Harris Scarfe, Chicago Boot

Dwyer and others v Chicago Boot Co Pty Ltd.,1 March 2011, Sulan J [2011]SASC 27

It seems appropriate to kick off our new Blog close to home, with a judgment from Adelaide.

In  the long-running Harris Scarfe liquidation, the liquidators challenged payment to a supplier. The supplier argued that (a) the company could not be shown to have been insolvent at the relevant time, (b) the supplier  had a defence that it did not know or had no reason to suspect insolvency and (c) it had a retention of title clause and therefore this was not a payment to an unsecured creditor of HS which would have the effect of giving the supplier a better position than it would have got on liquidation.

Leaving aside the liquidator’s proof of insolvency (see below) , when the [Chicago] boot was on the other foot and the supplier had to prove lack of knowledge of insolvency, their case was not helped by the fact that Chicago Boot eventually served a statutory demand. The judge rejected their argument that this was a case of ‘won’t pay, not can’t pay’. Whilst of course the statutory demand process is not necessarily inconsistent with lack of knowledge or suspicion, Sulan J commented :

“For a publicly listed company to find itself in a position in which a statutory demand is issued does not support the contention that it was in a position to pay its debts as they fell due and chose not to do so”.

In relation to retention of title, it would have made an interesting argument that the payments were not giving any advantage to the creditor, had they been able to make out the ROT clause. Unfortunately, cross-examination revealed that (i) the original terms of trade relied upon as incorporated into the contractual relations had been lost and (ii) practice between the supplier and Harris Scarfe, for example the period of credit, and the fact that no proceeds of sale had been kept by Harris Scarfe in a separate account as fiduciary, was totally inconsistent with the alleged (and lost) terms of trade.

One noteworthy side-issue was the fact that the liquidator relied on his own ‘expert report’ to assert his position that the company had been insolvent. At first blush, it seems odd that the plaintiff can claim ‘expert’ status for his  opinion, especially as to a central element which he has to prove. But the Court did not seem that troubled  by the idea .  (The judge said that it was not disputed that the liquidator could not be ‘independent’, though later stated that he was accepting the expert evidence on the basis of the liquidator’s ‘independence as official liquidator’. ) Sulan J said that it went to weight of evidence, rather than admissibility. Precedent supports this approach. Furthermore, since the liquidator was an ‘officer of the court’ , this seemed to give some comfort .

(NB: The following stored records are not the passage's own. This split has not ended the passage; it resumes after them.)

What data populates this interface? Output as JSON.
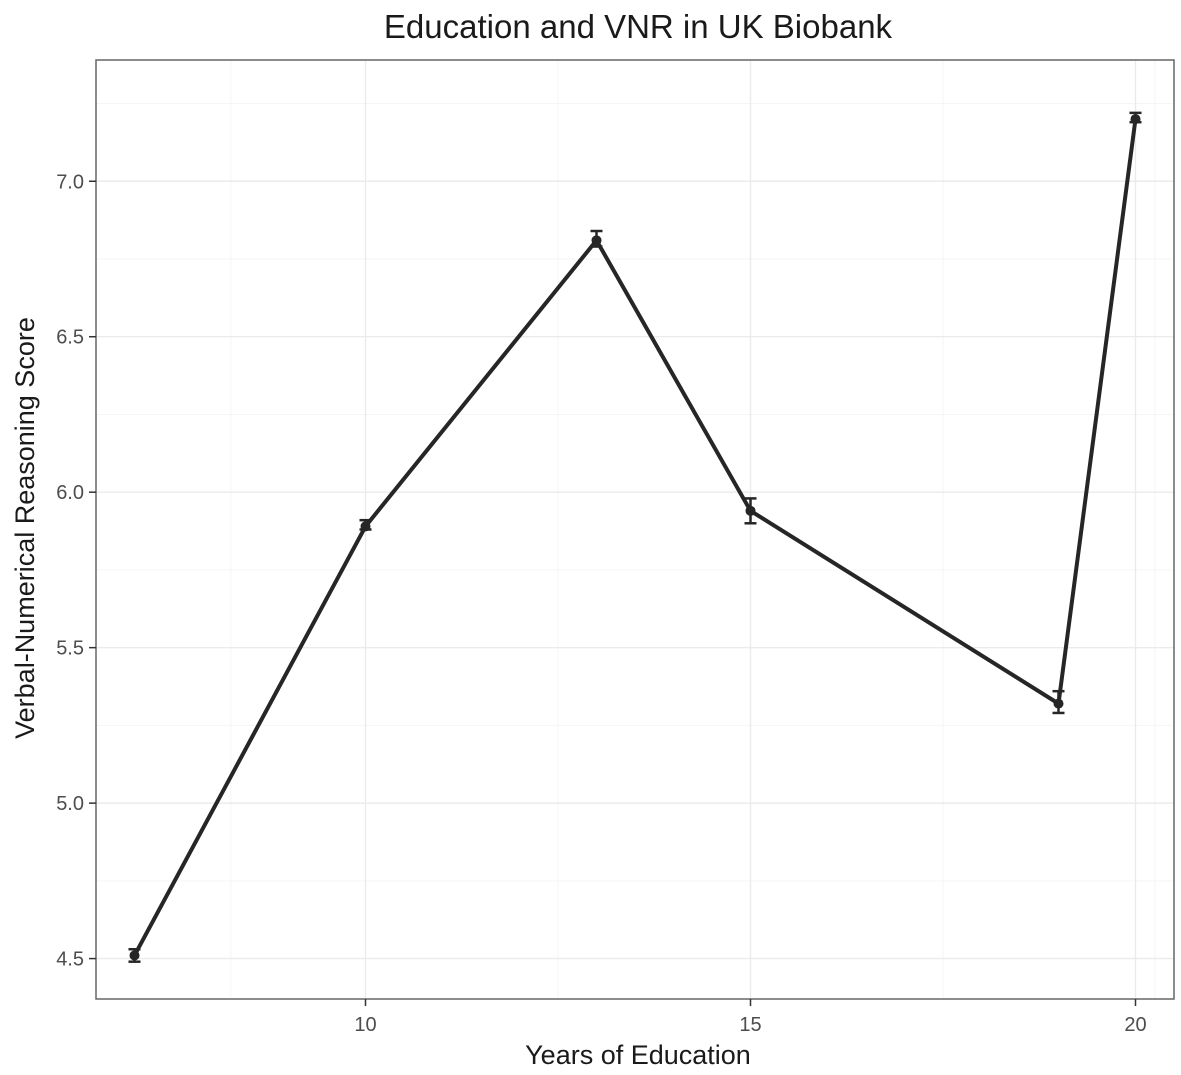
{
  "chart_data": {
    "type": "line",
    "title": "Education and VNR in UK Biobank",
    "xlabel": "Years of Education",
    "ylabel": "Verbal-Numerical Reasoning Score",
    "xlim": [
      6.5,
      20.5
    ],
    "ylim": [
      4.37,
      7.39
    ],
    "x_ticks": [
      10,
      15,
      20
    ],
    "x_tick_labels": [
      "10",
      "15",
      "20"
    ],
    "y_ticks": [
      4.5,
      5.0,
      5.5,
      6.0,
      6.5,
      7.0
    ],
    "y_tick_labels": [
      "4.5",
      "5.0",
      "5.5",
      "6.0",
      "6.5",
      "7.0"
    ],
    "grid": true,
    "series": [
      {
        "x": [
          7,
          10,
          13,
          15,
          19,
          20
        ],
        "y": [
          4.51,
          5.89,
          6.81,
          5.94,
          5.32,
          7.2
        ],
        "error_low": [
          4.49,
          5.88,
          6.79,
          5.9,
          5.29,
          7.19
        ],
        "error_high": [
          4.53,
          5.91,
          6.84,
          5.98,
          5.36,
          7.22
        ]
      }
    ],
    "colors": {
      "line": "#262626",
      "panel_border": "#666666",
      "grid_major": "#ebebeb",
      "grid_minor": "#f5f5f5"
    }
  }
}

It is hard to see what labelling the liquidator’s report as ‘expert’ added, given that the liquidator has to prove insolvency . It may have added some persuasive weight to the liquidator’s case , where the defendants disputed the liquidator’s analysis of the accounts.
It is understandable that it would be expensive, and re-inventing the wheel, to get an outside expert  to testify as to insolvency. Nevertheless, it is noted that the Accounting Standards Board  APES 300 guidelines on Insolvency Engagements suggest that experts should disclose any relationship they have with the parties to the litigation!  The IPA Code of Professional Practice (second edition), at p123, seems consistent with the approach in Harris Scarfe, though it does point out that whilst appointees need to remain objective, they should also disclose that they are likely to benefit in terms of remuneration (maybe directly in terms of time spent preparing any report, but also possibly through recoveries of any preference). If an appointee is an expert, court rules on expert witnesses should apply. One suspects that the courts have taken a relaxed approach given the professional role of liquidators, but the APES standard certainly does treat this as a conflict, and the IPA obviously feels it is worthy of guidance to its members.